How engaged are your board members? According to a Boardable survey, 50 percent of respondents said that they felt more passionate and engaged about the importance of their work on a board or for a nonprofit as a result of the COVID-19 pandemic. While 24 percent of respondents felt about the same level of passion for their role, around 22 percent felt disengaged, distracted, and discouraged about their role.
Your board members are the community leaders of your agency. You need every one of them to be engaged. Which means working with your board chair to provide a good board experience, onboarding new board members correctly, training them, providing them with meaningful work, and expressing your gratitude for their service.
The Board Chair Role
Simply put, the board chair manages the board while you manage the staff. As such, it is the board chair’s role to ensure board member expectations are discussed and agreement is reached. And the board chair is responsible for creating the environment in which board members work. The chair may have help, for example through the executive committee and/or a governance committee. But ultimately it is the board chair who ensures that the work of the board is done.
And then there is you. Although you will have relationships with every board member, and your development director may too, it is the board chair who you will turn to in matters regarding board member behavior and performance. You and your board chair work in tandem to make sure things runs smoothly.
Onboard Correctly
If you want a high-functioning board, you need to discuss expectations from the beginning. We talked about recruiting good board members in the last chapter. The next step is to onboard them.
One of the easiest ways to reinforce board roles is to create a board member binder for each new board member. The binder should include, at a minimum, a:
- Board list with contact information and terms of service
- Board member job description
- Brief definition of governance with agency examples of how governance differs from management
- The legal and fiduciary responsibilities of board members
- Previous year’s board minutes
- Board and board member evaluation forms
- Current year agency budget
- Financial statements
- Their signed commitment to the terms of their board service, including a conflict-of-interest statement
When you give them their binder, go over it with them. Do not leave it up to them to review the material. You want to give them time to ask you questions and build a relationship with you. You want to engage them even further than they are.
You also want them to meet one-on-one with the board chair. You want a peer-to-peer, volunteer-to-volunteer exchange. If you and the board president are working as a team, the expectations you outlined will be reinforced during that meeting. Plus, another relationship will start to bud, strengthening the connection between the new board member and your organization.
Match your board member with a board colleague as a mentor or decide on one before the new member’s first meeting. Broaden the board relationships you create. Use the power of group connection to invest board members in their service.
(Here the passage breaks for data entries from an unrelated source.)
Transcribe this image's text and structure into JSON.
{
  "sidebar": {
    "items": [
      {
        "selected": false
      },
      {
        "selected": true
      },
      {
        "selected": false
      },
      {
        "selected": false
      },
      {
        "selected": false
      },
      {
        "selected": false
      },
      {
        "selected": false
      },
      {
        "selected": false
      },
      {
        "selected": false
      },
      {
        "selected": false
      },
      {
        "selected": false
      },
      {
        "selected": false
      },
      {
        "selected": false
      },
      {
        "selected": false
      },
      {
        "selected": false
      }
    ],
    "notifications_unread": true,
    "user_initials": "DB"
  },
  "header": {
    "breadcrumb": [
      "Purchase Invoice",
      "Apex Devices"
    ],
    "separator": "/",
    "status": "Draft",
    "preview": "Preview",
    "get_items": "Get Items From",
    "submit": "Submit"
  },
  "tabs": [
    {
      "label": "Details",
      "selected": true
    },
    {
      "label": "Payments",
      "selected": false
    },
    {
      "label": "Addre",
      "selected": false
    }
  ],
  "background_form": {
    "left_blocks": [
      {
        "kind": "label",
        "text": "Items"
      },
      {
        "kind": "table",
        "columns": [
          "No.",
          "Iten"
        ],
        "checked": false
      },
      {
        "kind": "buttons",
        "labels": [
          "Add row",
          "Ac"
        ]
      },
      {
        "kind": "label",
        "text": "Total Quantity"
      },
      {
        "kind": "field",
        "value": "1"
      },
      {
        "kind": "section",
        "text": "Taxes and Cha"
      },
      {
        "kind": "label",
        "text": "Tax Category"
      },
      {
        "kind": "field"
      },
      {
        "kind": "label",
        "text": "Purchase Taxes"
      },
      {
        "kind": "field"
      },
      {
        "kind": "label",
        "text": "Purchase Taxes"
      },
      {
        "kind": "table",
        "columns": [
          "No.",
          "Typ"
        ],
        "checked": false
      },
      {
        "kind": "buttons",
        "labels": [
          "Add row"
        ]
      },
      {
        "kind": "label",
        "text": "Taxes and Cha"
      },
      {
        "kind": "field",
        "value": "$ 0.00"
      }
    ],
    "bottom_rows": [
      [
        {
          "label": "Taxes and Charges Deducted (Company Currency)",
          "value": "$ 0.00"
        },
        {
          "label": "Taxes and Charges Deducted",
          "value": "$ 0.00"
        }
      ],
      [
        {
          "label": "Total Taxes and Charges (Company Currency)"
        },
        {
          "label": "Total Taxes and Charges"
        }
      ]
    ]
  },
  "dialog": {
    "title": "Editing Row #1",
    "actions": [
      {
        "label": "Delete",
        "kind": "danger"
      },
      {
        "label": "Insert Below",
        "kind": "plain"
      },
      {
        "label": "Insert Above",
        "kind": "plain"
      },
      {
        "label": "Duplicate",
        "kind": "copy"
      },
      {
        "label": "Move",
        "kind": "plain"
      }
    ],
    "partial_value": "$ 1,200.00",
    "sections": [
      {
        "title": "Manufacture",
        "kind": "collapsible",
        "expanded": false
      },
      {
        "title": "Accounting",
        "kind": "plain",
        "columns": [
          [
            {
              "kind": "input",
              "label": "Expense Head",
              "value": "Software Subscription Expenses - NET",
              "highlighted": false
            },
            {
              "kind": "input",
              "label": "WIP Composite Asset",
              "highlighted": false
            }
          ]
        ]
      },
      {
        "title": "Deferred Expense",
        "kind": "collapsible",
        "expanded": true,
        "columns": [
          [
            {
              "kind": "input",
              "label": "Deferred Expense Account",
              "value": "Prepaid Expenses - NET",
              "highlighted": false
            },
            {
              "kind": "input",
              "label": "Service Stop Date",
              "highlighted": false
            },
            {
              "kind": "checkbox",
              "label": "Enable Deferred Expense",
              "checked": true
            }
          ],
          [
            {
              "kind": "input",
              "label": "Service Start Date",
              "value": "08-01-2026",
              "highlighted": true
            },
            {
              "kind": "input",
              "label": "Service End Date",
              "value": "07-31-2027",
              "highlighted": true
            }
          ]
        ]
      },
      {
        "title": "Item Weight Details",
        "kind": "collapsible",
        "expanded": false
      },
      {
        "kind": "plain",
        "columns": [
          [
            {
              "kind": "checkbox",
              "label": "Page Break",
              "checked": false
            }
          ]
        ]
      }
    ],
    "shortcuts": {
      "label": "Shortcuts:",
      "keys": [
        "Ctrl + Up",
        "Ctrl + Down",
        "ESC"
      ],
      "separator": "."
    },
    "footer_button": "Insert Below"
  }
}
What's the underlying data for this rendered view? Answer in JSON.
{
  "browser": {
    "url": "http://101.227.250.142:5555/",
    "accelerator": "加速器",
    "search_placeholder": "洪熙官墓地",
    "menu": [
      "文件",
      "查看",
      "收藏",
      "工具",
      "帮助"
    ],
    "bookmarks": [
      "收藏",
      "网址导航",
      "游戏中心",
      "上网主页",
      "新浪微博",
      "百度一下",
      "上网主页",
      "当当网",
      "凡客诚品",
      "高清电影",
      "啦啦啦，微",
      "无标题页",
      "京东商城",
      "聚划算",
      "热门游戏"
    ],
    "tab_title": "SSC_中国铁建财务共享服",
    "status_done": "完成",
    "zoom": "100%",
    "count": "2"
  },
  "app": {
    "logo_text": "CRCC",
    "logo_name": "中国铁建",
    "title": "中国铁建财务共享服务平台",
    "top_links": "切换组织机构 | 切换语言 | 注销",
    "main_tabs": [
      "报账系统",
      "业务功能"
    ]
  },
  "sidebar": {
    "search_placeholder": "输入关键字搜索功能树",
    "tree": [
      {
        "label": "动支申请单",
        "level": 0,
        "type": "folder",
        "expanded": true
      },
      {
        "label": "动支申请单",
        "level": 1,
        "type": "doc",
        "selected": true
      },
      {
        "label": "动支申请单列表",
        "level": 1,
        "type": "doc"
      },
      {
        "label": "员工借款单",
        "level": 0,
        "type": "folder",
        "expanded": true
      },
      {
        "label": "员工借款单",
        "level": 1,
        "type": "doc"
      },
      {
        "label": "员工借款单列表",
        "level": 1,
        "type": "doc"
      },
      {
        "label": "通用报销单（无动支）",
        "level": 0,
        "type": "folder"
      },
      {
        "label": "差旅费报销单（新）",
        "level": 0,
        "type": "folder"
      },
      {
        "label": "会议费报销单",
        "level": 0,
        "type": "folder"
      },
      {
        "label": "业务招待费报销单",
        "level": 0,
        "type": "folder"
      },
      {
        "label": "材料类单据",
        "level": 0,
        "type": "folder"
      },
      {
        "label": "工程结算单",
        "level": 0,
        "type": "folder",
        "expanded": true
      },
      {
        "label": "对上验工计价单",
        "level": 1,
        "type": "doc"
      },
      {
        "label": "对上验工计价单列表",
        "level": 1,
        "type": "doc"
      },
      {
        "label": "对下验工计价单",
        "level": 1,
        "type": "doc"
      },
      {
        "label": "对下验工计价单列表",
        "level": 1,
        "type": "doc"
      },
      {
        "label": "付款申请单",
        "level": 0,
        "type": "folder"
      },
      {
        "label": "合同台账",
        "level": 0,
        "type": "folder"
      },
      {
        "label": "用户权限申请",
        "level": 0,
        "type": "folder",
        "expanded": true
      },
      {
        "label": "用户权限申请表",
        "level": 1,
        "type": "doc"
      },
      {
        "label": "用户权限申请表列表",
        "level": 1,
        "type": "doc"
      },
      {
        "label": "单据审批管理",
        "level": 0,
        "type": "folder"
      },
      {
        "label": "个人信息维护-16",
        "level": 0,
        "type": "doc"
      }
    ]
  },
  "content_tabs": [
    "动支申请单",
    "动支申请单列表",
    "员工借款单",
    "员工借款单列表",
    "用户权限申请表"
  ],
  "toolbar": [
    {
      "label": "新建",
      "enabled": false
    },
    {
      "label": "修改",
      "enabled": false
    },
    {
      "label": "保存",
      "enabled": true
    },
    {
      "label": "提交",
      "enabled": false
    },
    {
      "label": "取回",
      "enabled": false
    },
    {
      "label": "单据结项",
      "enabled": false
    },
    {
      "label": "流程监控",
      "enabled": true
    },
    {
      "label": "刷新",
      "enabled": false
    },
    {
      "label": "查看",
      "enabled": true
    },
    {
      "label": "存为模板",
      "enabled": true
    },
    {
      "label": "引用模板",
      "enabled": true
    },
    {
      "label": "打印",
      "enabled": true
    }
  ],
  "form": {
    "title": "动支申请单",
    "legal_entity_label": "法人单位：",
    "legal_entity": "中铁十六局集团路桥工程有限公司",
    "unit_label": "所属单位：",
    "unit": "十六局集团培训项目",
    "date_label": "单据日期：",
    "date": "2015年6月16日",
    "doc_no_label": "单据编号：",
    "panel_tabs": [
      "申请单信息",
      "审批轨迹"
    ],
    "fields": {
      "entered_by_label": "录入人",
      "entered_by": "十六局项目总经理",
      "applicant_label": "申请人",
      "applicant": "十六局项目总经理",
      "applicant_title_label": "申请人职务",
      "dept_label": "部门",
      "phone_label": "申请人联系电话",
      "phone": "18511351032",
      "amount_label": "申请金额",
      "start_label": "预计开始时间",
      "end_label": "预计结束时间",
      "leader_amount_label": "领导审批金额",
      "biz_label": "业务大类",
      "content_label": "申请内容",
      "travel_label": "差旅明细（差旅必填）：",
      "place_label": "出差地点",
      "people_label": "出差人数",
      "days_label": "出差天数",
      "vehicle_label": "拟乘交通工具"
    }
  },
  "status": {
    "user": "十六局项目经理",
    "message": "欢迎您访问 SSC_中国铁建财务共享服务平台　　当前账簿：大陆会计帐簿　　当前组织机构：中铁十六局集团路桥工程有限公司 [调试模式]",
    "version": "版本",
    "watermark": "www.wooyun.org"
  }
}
As social creatures, people want to feel part of a team. So, get new board members on a committee or project right away. Let them feel a part of things. Help them feel needed and important. Use their talents. Give them opportunities to see how they contribute to the agency’s wellbeing. Motivate them to stay,
In addition, conduct three-, six-, nine-, and twelve-month check-ins, just to see how things are going. Continue to solidify your relationship with them. You also want to know about and correct any misconceptions that have formed. Your purpose is to reinforce expectations while ensuring a positive, satisfying board experience.
Provide Training
It is board members who teach the community how to interact with the noinprofit they represent. They set the example. And they need training on how to do that. Don’t set your board members up to feel like failures—help them succeed. Invest in regular, ongoing board training.
Offer Meaningful Work
One of the best tactics to encourage continued board service is to provide interesting and meaningful work. This means you focus on your nonprofit’s mission and the strategies board members are taking to fulfill and grow it, not the tasks required to execute that strategy. Completing tasks in and of themselves does not lead to feeling a part of a larger purpose. There may or may not be anything exciting about them. Seeing progress toward meeting goals, on the other hand, is motivating. It shows people how what they do fits into the big picture. It gives them a sense of purpose.
You want to highlight your organization’s impact. Because every step of your agency’s progress in advancing its mission leads to more changed lives. Which gives their board service purpose. You want them excited about what they have accomplished so they will want to continue doing it.
It is thrilling to see board members doing what they signed up to do—advancing your nonprofit’s mission. And you are making it a rewarding experience they want to keep doing. How great is that?
Express Gratitude
Thank your board members for their work on the organization’s behalf. It isn’t easy being a board member, especially a chair. They need support and encouragement just as much as you do. Plus, how you treat people is generally how they will treat you. Treat all board members, no matter how much they drive you crazy, with respect, patience, and constant gratitude. A genuine thank you goes a long way to keeping board members on board.
Wrapping It Up
Are you capitalizing on the energy of the 50 percent of board members who feel more passionate and engaged about the importance of their work on a board as a result of the COVID-19 pandemic? Or do you have board members who feel disengaged, distracted, and discouraged about their role?
As the leaders of your nonprofit, you need every one board members engaged. Onboard new board members correctly, offer them training opportunities, provide meaningful experiences, and constantly authentically thank board members for their service and see what happens.